Just found out I passed surveying. I studied with EET, and I think I've seen you post about using it as well. I think it was good about being complete, but didn't do a good job about presenting information and the course was not very polished. Sort of haphazardly put together, but it did have everything. I also did learn how to write programs into my TI89, which made certain problems (but not many) a bit trivial.for anyone who has passed surveying, please tell me how you did it. I have failed 3 times now
Anyway I feel like surveying came down more to being a collected test taker and having strong trig/algebra and unit conversions. Survey specific terminology and processes made the EET class valuable but I honestly feel like most of my prior math experience was doing all the heavy lifting in prep and sitting for the exam.

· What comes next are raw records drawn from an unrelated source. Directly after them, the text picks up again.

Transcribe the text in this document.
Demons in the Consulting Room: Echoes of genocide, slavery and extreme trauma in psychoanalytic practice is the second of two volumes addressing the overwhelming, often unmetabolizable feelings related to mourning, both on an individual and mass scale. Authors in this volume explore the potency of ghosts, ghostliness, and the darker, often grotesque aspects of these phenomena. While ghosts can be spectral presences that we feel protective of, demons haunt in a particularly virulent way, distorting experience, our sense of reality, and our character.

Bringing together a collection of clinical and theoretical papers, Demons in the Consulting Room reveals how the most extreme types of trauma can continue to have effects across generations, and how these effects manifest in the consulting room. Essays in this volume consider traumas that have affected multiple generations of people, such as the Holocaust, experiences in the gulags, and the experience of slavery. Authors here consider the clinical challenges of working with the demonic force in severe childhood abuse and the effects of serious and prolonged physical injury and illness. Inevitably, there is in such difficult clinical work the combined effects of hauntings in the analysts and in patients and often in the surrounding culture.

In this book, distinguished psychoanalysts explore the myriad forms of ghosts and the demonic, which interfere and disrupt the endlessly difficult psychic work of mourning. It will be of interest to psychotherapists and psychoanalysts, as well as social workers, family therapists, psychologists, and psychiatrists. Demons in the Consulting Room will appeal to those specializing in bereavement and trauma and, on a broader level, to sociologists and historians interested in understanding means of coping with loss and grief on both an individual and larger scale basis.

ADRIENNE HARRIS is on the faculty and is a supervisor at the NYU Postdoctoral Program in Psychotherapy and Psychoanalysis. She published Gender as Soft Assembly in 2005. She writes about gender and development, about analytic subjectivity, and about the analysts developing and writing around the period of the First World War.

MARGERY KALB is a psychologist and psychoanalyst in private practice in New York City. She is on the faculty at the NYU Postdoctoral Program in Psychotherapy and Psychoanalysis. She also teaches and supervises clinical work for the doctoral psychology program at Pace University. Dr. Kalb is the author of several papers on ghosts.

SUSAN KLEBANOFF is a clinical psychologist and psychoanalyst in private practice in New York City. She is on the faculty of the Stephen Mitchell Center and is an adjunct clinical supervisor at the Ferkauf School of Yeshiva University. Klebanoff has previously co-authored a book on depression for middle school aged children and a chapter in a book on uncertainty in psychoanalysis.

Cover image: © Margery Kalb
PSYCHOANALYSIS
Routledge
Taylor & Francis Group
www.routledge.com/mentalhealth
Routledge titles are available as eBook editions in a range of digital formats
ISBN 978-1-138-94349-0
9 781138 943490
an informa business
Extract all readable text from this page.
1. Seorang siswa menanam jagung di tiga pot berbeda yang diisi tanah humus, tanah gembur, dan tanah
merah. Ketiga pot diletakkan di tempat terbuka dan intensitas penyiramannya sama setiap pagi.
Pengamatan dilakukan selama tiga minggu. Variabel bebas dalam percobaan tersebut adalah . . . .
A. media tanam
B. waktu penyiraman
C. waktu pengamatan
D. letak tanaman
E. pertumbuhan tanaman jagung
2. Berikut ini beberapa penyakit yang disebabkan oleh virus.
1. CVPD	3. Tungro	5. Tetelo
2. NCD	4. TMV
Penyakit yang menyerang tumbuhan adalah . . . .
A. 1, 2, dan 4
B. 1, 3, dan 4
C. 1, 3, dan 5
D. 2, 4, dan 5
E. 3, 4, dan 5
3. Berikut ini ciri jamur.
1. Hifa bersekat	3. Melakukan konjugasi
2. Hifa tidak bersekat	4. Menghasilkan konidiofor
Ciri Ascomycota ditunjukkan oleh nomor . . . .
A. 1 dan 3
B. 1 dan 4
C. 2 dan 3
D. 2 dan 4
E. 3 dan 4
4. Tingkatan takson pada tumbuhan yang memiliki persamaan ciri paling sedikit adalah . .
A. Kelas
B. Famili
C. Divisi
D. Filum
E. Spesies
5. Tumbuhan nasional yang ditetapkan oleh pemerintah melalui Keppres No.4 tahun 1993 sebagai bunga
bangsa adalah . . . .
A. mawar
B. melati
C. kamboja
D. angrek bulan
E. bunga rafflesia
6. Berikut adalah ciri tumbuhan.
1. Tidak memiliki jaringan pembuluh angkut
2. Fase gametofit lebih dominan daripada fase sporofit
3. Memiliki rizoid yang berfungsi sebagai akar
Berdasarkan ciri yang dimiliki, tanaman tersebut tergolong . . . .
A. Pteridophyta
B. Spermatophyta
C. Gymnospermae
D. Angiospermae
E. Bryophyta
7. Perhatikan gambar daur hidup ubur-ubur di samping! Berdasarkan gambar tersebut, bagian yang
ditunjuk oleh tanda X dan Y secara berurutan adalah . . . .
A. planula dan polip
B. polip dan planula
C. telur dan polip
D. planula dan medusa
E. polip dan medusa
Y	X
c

My testing strategy was to not skip problems as quickly as many classes recommend. I honestly work through >85% of the exam problem by problem and only skip if I know a problem will take forever or I get a way off answer that I know will take a long time to figure out what went wrong. I of course did some time checks at quarterly intervals and recall telling myself to kick things into gear around the halfway point. Ultimately, I had ~20 minutes left to go back and do the 4-5 I skipped or had a bad answer. That's how I like to do things, so take it with a grain of salt. I know some people skip problems frequently and go back to finish and that works for them.
Anyway I'm sorry to hear you didn't pass, I've seen your other posts and it sounds like you've put a ton of time in and know how to do everything. It's probably getting old to hear but maybe it's just a state of mind thing at this point. You might just need to go in there, maintain calm, and hit the problems you're strong in at a pace where you don't make small mistakes.